The downpipe is completely clear, as far as I can tell what's happening is that with enough water coming down the downpipe at once it stalls at the 80mm attached to the leaf diverter. 99% of the time it works fine, it's only during brief bursts of heavy rain, for example what we had briefly today. It's a nasty rock-and-a-hard-place because without the leaf diverter there's a real risk the drains will block, which will be a lot worse than one gutter overflowing.
This is the whole setup:

Does anyone have any thoughts on this? Firstly, is it likely that that's the actual problem, and then what would fix it? I was thinking some sort of inflow restriction at the top so at least some of the water flows on to the second downpipe further down which can take the extra load, maybe a 90 -> 80 reducer to act as a chokepoint where it enters the downpipe from the guttering?
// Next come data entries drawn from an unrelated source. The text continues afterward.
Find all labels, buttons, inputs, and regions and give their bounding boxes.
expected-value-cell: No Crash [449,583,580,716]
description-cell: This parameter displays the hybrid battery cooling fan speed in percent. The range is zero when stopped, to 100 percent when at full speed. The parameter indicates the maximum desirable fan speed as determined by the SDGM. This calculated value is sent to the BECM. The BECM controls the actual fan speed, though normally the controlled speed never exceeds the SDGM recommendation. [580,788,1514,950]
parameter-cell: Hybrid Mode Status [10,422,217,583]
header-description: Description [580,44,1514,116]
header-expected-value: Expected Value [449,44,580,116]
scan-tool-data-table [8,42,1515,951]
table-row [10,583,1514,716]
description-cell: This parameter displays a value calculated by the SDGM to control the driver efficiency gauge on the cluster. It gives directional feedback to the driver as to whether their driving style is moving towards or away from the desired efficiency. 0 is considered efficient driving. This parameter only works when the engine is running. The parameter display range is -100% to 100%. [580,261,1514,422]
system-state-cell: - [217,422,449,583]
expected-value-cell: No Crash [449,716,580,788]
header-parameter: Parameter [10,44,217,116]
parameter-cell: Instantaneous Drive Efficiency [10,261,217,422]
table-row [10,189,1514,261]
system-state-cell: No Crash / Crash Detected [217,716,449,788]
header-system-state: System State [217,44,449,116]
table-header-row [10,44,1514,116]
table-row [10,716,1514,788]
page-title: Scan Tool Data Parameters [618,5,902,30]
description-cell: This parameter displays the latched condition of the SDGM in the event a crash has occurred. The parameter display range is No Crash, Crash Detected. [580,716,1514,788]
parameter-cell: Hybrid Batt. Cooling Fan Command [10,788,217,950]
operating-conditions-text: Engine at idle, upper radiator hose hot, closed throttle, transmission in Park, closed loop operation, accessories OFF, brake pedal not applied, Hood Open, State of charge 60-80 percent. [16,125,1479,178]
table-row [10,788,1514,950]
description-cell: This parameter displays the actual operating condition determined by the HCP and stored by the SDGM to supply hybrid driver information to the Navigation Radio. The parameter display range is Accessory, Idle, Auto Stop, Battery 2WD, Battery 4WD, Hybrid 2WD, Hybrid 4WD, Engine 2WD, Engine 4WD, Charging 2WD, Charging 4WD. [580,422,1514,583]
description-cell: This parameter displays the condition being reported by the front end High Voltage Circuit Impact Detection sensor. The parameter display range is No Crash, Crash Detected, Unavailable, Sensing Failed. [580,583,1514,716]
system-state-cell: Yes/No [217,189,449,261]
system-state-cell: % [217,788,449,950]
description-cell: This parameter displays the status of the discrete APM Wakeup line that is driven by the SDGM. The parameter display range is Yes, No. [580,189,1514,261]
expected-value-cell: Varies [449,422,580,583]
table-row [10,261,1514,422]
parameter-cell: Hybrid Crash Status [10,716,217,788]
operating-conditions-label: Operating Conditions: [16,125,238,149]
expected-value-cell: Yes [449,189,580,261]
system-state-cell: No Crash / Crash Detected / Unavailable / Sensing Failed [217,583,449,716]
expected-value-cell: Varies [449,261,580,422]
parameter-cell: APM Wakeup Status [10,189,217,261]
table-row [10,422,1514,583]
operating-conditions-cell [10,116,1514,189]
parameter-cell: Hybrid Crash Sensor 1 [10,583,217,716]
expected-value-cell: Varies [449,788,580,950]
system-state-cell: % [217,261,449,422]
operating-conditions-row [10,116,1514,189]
Or something as simple as a piece of timber across the throat of the outlet, maybe a 45x45 H4? An additional concern there is that the wrong sort/shape of thing may impede the flow too much.
Anticipating the inevitable, gumming up the join where the water is coming out with silicone or similar will make it impossible to remove the pipes for maintenance, possibly won't work if the silicone won't hold up to water pressure, and will just move the problem to the next-weakest join, so that's mostly a non-solution.